Joyce A. O’Shaughnessy, MD: Yes, that’s right. It’s a tuck-away point, and it reminds me of the tnAcity data a little bit, which Denise Yardley just recently published. It was a frontline triple-negative metastatic setting. In other words, you have to pick a doublet because somebody’s really got visceral crisis or is very, very ill. Which doublet do you go to? Is it gemcitabine/carboplatin? Is it nab-paclitaxel/carboplatin? Or is it nab-paclitaxel/gemcitabine? Paclitaxel/carboplatin was not in that trial, but the clear winner, on the PFS, was clearly the nab-paclitaxel/carboplatin at about 7.4 months versus about 5 months, where the other was a stat sig no difference in survival. You know, well tolerated certainly in a day 1-day 8 regimen, quite well tolerated. Again, no comparison to the paclitaxel there, so we really don’t know. But that particular doublet was the winner. And it’s just interesting, the nab-paclitaxel coming up in the metastatic setting in the triple-negative patient group is potentially better than paclitaxel.

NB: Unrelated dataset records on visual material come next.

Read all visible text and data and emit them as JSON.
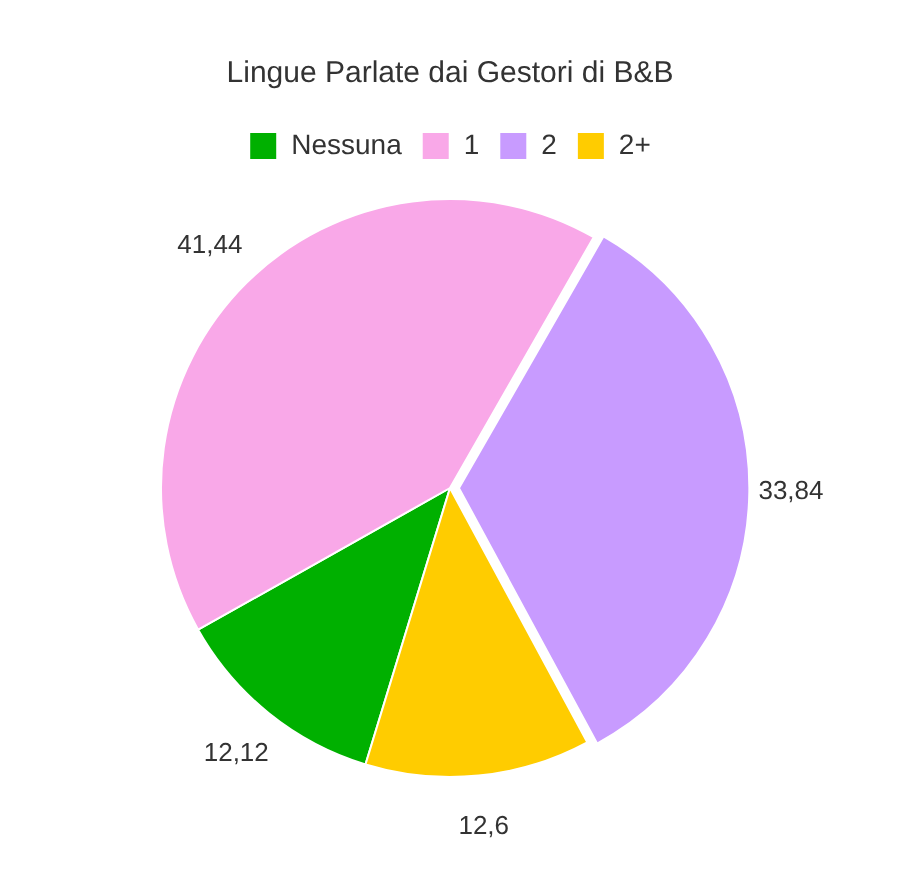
{
  "chart_data": {
    "type": "pie",
    "title": "Lingue Parlate dai Gestori di B&B",
    "categories": [
      "Nessuna",
      "1",
      "2",
      "2+"
    ],
    "values": [
      12.12,
      41.44,
      33.84,
      12.6
    ],
    "value_labels": [
      "12,12",
      "41,44",
      "33,84",
      "12,6"
    ],
    "colors": [
      "#00b000",
      "#f9a8e8",
      "#c89bff",
      "#ffcc00"
    ],
    "legend": "top"
  }
}
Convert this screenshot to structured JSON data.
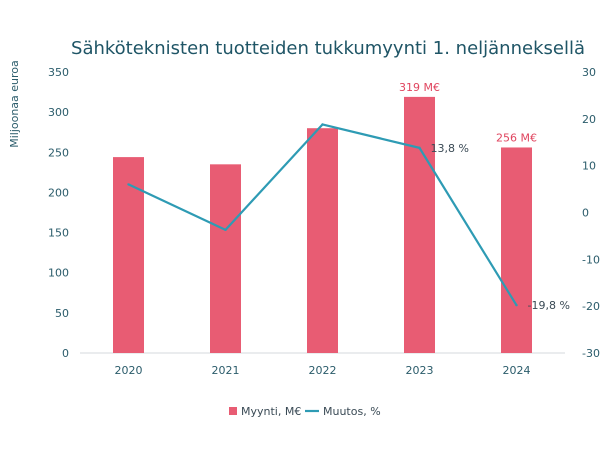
{
  "chart_data": {
    "type": "bar",
    "title": "Sähköteknisten tuotteiden tukkumyynti 1. neljänneksellä",
    "ylabel": "Miljoonaa euroa",
    "ylabel_right": "",
    "xlabel": "",
    "categories": [
      "2020",
      "2021",
      "2022",
      "2023",
      "2024"
    ],
    "ylim": [
      0,
      350
    ],
    "y_ticks": [
      "0",
      "50",
      "100",
      "150",
      "200",
      "250",
      "300",
      "350"
    ],
    "y2lim": [
      -30,
      30
    ],
    "y2_ticks": [
      "-30",
      "-20",
      "-10",
      "0",
      "10",
      "20",
      "30"
    ],
    "grid": false,
    "legend_position": "bottom",
    "series": [
      {
        "name": "Myynti, M€",
        "type": "bar",
        "axis": "left",
        "color": "#e85c73",
        "values": [
          244,
          235,
          280,
          319,
          256
        ],
        "data_labels": [
          "",
          "",
          "",
          "319 M€",
          "256 M€"
        ]
      },
      {
        "name": "Muutos, %",
        "type": "line",
        "axis": "right",
        "color": "#2e9bb4",
        "values": [
          6,
          -3.7,
          18.8,
          13.8,
          -19.8
        ],
        "data_labels": [
          "",
          "",
          "",
          "13,8 %",
          "-19,8 %"
        ]
      }
    ]
  }
}
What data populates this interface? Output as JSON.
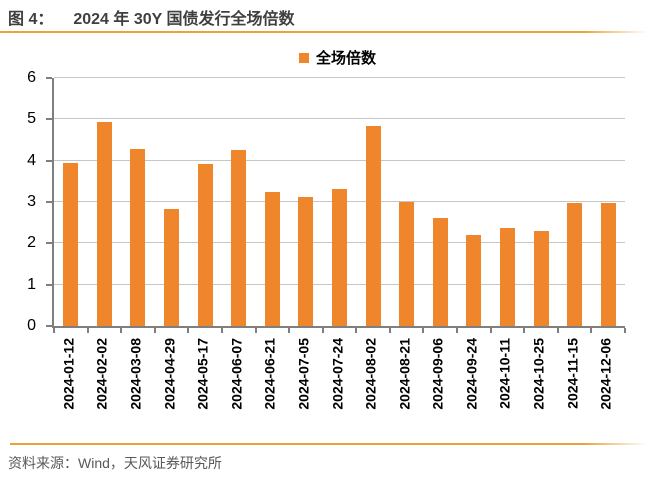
{
  "header": {
    "figure_label": "图 4：",
    "title": "2024 年 30Y 国债发行全场倍数"
  },
  "legend": {
    "label": "全场倍数",
    "swatch_color": "#f0862b"
  },
  "chart_data": {
    "type": "bar",
    "title": "2024 年 30Y 国债发行全场倍数",
    "series_name": "全场倍数",
    "categories": [
      "2024-01-12",
      "2024-02-02",
      "2024-03-08",
      "2024-04-29",
      "2024-05-17",
      "2024-06-07",
      "2024-06-21",
      "2024-07-05",
      "2024-07-24",
      "2024-08-02",
      "2024-08-21",
      "2024-09-06",
      "2024-09-24",
      "2024-10-11",
      "2024-10-25",
      "2024-11-15",
      "2024-12-06"
    ],
    "values": [
      3.95,
      4.93,
      4.29,
      2.82,
      3.91,
      4.25,
      3.24,
      3.11,
      3.32,
      4.84,
      3.01,
      2.62,
      2.2,
      2.36,
      2.29,
      2.97,
      2.97
    ],
    "xlabel": "",
    "ylabel": "",
    "ylim": [
      0,
      6
    ],
    "yticks": [
      0,
      1,
      2,
      3,
      4,
      5,
      6
    ],
    "grid": "horizontal",
    "legend_position": "top-center",
    "bar_color": "#f0862b"
  },
  "footer": {
    "source": "资料来源：Wind，天风证券研究所"
  },
  "colors": {
    "accent_orange": "#f0862b",
    "rule_orange": "#e8a33d",
    "title_text": "#3f3f3f",
    "source_text": "#595959",
    "gridline": "#c6c6c6",
    "axis": "#7f7f7f"
  }
}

We’ve seen similar data in the preoperative setting, too, from GeparSixto, where the path CR rate was higher with the nab-paclitaxel over paclitaxel in the triple-negative setting. It’s a head scratcher, isn’t it? But this is interesting. It’s like one of those tuck-away deals. And the only other point that I would make is that from the kind of triaging we do in the beginning, I just try not to miss what I call the Isakoff patient, the person who I could potentially cure; first-line metastatic, triple-negative, that 11%. I use the cisplatin because cisplatin had doubled the long-term durable CRs and the carboplatin is in that parenchymal lung lymph node breast group. It was not your bone livers. Your bone livers were not in that winner’s circle, if you will. It was parenchymal lung, not pleural effusion; lymph node; or in breast disease. There’s a small percentage that gets the cures. So, I try not to miss those patients there.